# How do you rationalize the denominator and simplify (sqrtc-sqrtd)/(sqrtc+sqrtd)?

Oct 3, 2015

Multiply numerator and denominator by $\left(\sqrt{c} - \sqrt{d}\right)$ and simplify to find:

$\frac{\sqrt{c} - \sqrt{d}}{\sqrt{c} + \sqrt{d}} = \frac{c + d - 2 \sqrt{c d}}{c - d}$

#### Explanation:

Use the difference of squares identity: ${a}^{2} - {b}^{2} = \left(a - b\right) \left(a + b\right)$ with $a = \sqrt{c}$ and $b = \sqrt{d}$

Also use $\sqrt{a} \sqrt{b} = \sqrt{a b}$ (if $a , b \ge 0$)
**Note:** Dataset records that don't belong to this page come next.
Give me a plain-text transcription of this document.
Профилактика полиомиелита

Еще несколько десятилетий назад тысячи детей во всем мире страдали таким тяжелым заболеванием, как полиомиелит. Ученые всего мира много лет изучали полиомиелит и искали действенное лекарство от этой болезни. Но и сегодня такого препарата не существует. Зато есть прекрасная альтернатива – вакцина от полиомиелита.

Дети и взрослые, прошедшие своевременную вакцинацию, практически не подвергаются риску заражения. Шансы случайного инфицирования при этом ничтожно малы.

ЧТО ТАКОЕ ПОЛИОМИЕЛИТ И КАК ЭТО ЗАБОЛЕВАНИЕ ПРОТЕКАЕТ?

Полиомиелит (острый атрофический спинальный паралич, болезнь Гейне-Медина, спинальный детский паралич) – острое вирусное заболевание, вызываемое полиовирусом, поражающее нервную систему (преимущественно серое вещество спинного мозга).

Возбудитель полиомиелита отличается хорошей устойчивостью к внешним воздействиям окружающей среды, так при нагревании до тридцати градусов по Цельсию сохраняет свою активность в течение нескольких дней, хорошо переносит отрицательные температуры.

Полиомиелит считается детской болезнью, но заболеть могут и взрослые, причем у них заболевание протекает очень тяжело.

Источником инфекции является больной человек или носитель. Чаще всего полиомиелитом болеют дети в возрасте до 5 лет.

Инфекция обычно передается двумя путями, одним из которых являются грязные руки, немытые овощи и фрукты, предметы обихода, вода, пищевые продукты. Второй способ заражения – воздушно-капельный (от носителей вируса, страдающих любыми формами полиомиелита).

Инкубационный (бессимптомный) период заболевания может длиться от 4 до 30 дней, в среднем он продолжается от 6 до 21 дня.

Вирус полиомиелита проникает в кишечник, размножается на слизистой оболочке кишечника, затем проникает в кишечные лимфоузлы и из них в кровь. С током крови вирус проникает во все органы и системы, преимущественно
$\frac{\sqrt{c} - \sqrt{d}}{\sqrt{c} + \sqrt{d}}$

$= \frac{\left(\sqrt{c} - \sqrt{d}\right) \left(\sqrt{c} - \sqrt{d}\right)}{\left(\sqrt{c} - \sqrt{d}\right) \left(\sqrt{c} + \sqrt{d}\right)}$

$= \frac{{\left(\sqrt{c}\right)}^{2} - 2 \left(\sqrt{c}\right) \left(\sqrt{d}\right) + {\left(\sqrt{d}\right)}^{2}}{{\left(\sqrt{c}\right)}^{2} - {\left(\sqrt{d}\right)}^{2}}$

$= \frac{c + d - 2 \sqrt{c d}}{c - d}$